Though he may have softened the image of evangelicalism, Warren is far from a liberal. On a Meet the Press appearance two years ago, he described as a “holocaust” the 46m fetuses aborted since the Roe v Wade Supreme Court decision in 1973. And he recorded a message for his congregation in which he told them the Bible compelled them to support Proposition 8—the 2008 vote to ban gay marriage—in California, though he has subsequently tried to distance himself from it.

He is currently playing down the politics and concentrating on his succession and expansion plans. Like all good chief executives, he is planning for the future. He has said he will retire from his ministry in the next 10 years. First, though, he wants Saddleback Church to become an international evangelical franchise.

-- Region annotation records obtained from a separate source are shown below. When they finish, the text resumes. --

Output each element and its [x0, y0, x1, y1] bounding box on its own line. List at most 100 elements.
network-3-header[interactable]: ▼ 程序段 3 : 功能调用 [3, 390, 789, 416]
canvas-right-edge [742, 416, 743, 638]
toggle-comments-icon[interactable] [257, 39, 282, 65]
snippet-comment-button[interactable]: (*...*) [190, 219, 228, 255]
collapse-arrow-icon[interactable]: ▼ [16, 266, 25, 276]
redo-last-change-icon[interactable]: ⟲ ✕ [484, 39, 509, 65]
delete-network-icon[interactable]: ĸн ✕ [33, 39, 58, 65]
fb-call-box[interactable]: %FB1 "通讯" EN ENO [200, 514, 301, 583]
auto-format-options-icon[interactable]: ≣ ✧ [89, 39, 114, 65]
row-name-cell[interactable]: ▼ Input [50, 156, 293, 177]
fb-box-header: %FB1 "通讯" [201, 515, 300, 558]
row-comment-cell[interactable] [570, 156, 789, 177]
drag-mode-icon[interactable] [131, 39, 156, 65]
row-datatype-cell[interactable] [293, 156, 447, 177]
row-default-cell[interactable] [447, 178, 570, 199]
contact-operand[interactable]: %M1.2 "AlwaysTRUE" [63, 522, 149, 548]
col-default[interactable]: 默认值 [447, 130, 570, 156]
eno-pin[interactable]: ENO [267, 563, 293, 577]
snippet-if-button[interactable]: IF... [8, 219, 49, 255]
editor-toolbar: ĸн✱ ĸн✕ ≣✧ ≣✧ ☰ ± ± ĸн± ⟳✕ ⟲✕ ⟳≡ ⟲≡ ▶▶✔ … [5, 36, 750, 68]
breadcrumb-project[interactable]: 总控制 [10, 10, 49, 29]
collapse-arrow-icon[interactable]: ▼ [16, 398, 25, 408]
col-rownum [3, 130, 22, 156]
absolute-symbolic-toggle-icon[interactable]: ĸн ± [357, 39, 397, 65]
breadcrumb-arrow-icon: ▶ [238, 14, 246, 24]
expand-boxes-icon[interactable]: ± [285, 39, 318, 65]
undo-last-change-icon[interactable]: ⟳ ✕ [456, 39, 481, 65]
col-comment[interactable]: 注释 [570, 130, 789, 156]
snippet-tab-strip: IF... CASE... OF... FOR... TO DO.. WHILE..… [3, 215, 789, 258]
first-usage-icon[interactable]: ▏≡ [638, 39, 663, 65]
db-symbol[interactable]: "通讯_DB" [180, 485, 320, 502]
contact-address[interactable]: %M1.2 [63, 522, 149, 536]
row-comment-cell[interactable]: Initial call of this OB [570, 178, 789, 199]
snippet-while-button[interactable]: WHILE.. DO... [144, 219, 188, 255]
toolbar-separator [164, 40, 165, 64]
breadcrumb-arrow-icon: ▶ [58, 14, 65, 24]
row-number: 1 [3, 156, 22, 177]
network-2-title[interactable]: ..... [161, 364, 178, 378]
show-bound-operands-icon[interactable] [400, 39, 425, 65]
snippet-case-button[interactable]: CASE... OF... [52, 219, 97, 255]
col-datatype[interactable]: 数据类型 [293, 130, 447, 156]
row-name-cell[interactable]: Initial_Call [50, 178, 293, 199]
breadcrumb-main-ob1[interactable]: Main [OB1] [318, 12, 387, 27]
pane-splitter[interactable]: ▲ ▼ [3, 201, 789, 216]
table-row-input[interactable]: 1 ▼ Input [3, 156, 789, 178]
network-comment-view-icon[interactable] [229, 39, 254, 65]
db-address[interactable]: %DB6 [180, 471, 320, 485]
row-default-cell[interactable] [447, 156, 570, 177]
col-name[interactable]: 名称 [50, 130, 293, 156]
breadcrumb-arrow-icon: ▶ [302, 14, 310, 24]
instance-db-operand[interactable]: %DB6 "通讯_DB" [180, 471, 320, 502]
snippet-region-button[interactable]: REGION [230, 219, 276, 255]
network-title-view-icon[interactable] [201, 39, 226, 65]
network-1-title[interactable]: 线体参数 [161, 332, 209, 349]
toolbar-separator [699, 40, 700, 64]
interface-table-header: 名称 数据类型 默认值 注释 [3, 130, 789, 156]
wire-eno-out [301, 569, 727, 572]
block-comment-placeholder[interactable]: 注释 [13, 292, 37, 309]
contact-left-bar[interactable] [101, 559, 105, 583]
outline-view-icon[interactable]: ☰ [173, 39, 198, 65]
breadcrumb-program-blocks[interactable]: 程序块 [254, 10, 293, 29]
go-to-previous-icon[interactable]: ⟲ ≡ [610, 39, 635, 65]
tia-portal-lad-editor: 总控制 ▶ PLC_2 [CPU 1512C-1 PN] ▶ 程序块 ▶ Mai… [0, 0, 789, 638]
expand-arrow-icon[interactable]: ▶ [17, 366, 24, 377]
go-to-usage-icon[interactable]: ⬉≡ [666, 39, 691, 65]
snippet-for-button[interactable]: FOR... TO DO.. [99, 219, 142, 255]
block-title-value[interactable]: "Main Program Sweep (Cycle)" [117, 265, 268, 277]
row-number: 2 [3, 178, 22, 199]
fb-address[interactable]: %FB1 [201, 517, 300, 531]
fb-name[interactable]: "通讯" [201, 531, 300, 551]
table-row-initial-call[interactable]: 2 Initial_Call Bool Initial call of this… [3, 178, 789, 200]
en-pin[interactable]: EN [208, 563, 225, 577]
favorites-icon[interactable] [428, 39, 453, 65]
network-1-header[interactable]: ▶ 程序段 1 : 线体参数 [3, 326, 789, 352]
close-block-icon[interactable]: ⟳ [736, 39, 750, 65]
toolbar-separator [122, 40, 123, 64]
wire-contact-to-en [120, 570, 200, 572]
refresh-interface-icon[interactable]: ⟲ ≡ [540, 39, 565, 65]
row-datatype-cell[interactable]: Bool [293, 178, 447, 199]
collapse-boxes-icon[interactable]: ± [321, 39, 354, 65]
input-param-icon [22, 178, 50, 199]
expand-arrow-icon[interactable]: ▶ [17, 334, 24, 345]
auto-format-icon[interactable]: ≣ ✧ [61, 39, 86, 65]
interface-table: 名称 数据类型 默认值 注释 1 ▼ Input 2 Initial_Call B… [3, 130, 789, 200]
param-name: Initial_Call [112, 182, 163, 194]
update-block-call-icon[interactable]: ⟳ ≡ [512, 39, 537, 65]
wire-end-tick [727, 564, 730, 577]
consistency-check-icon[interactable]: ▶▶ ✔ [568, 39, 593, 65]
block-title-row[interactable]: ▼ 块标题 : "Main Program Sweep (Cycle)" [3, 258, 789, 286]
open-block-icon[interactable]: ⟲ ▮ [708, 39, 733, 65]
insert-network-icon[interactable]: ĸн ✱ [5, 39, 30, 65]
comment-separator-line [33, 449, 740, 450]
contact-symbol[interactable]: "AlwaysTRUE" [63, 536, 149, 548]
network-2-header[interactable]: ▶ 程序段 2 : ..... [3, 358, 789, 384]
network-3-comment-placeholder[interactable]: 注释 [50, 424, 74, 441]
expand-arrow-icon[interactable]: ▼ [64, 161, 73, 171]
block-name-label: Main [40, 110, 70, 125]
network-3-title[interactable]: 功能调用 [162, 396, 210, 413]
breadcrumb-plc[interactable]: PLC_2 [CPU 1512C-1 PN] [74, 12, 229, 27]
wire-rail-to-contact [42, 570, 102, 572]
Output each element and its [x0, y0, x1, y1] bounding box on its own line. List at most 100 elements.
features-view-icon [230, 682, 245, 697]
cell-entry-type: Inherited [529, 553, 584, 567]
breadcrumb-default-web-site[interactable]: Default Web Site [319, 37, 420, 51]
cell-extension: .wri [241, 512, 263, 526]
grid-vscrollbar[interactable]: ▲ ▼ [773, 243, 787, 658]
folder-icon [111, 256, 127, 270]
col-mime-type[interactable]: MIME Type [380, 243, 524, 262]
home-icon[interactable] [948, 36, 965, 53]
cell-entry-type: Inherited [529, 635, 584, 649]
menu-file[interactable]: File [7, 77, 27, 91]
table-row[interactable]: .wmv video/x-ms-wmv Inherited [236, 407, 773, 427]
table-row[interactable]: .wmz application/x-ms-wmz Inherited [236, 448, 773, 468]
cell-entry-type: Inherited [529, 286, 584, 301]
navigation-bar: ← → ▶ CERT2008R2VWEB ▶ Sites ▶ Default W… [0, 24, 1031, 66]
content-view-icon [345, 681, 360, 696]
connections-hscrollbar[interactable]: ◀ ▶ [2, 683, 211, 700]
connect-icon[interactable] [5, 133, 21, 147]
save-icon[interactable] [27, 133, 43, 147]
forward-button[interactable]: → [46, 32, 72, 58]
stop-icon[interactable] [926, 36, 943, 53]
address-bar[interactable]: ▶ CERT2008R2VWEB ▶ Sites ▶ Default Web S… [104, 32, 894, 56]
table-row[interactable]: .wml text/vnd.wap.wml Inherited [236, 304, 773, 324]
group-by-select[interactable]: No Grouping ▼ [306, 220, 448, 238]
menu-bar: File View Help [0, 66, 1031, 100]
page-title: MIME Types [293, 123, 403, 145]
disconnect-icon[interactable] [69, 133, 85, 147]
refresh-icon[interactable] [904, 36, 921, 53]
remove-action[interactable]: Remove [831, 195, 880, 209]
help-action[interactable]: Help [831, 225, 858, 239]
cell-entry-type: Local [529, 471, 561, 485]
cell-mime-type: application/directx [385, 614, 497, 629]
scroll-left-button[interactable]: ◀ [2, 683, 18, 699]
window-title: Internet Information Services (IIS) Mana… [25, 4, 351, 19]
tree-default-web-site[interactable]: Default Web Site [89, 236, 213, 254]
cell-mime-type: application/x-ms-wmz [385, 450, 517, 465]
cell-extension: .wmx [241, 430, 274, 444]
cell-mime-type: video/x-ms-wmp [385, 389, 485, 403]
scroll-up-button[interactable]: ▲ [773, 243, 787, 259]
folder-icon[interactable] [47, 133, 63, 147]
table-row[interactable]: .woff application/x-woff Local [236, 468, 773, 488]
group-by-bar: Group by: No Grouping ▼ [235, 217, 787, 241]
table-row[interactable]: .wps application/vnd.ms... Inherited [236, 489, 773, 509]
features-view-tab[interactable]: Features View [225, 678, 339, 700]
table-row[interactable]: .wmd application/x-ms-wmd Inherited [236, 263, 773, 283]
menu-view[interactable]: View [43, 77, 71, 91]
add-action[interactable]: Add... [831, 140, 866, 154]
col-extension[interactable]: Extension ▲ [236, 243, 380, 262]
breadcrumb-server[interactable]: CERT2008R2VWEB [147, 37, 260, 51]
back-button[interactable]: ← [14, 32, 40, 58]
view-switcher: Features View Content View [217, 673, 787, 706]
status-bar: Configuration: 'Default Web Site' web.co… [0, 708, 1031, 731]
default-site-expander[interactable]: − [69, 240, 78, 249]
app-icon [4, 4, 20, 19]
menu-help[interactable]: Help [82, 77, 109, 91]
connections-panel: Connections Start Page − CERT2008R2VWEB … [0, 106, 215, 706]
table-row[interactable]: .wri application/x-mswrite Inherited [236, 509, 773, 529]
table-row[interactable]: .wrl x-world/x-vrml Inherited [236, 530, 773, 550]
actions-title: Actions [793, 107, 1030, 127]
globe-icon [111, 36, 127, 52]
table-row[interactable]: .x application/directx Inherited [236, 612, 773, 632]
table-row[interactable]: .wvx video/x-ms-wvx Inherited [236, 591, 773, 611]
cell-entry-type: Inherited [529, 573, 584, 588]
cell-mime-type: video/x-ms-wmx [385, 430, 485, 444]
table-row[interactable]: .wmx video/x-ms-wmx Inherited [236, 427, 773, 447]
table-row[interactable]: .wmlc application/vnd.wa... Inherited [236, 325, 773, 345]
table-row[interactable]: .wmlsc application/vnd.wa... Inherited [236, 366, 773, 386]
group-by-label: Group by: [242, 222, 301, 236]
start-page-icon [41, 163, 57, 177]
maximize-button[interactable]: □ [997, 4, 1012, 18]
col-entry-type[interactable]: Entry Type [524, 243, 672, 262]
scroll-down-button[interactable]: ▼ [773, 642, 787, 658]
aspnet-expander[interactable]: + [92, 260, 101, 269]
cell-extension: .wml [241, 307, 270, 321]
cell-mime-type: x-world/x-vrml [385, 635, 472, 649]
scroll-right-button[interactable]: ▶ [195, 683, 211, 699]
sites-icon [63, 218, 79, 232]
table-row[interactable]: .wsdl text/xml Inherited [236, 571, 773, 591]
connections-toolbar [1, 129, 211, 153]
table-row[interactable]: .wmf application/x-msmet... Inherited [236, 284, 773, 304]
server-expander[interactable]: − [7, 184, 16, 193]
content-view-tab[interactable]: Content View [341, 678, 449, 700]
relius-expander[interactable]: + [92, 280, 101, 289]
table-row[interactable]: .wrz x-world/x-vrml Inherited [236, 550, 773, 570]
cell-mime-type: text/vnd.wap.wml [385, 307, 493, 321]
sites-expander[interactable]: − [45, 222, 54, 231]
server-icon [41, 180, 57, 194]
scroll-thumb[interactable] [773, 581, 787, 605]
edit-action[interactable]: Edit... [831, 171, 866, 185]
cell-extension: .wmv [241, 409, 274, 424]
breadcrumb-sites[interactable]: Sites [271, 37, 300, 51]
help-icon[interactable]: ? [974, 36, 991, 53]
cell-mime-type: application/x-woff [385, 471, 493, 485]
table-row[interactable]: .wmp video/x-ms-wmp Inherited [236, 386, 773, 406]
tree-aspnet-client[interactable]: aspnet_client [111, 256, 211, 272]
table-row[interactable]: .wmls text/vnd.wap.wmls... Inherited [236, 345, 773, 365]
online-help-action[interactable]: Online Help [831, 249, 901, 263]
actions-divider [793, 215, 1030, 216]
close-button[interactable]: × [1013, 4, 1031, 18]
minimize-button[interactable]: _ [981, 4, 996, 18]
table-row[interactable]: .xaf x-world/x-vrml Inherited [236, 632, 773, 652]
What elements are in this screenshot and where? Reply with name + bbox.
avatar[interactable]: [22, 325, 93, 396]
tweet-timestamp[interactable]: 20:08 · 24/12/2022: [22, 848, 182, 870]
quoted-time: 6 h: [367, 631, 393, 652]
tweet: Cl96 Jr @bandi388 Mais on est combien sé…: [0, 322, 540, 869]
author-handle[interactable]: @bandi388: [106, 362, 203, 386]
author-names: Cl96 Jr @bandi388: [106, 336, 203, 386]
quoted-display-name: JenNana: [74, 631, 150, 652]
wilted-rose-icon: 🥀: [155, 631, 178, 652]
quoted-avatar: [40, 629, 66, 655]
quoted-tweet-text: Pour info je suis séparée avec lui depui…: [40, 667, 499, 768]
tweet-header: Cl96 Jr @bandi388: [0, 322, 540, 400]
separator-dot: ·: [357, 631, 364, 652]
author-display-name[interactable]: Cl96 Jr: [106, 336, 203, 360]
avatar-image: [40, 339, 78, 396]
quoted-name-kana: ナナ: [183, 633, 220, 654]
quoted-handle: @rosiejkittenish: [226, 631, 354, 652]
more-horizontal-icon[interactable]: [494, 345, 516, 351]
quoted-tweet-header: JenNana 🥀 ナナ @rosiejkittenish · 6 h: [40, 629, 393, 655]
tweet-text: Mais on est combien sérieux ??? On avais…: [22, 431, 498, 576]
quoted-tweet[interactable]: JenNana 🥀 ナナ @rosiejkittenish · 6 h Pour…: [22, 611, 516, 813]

There are aspirations for churches in Beijing, Buenos Aires, Berlin and London.

It will be interesting to see whether his genius for communication and laid-back Californian ministry will work in skeptical Britain. After this summer of riots and soul-searching about community cohesion, his vision for churches as the social and moral centers of each locality may have more appeal.

It would, anyway, be unwise to bet against this combination of charisma and hard-nosed business acumen. As I leave, one of Warren’s assistants presents me with a copy of The Purpose Driven Life. It has already been personally addressed and signed by the author. With that, I’m dispatched into the heat.

The place is deserted. Then I see a sign: the congregation has disappeared to the coast for beach baptisms, followed by a barbecue.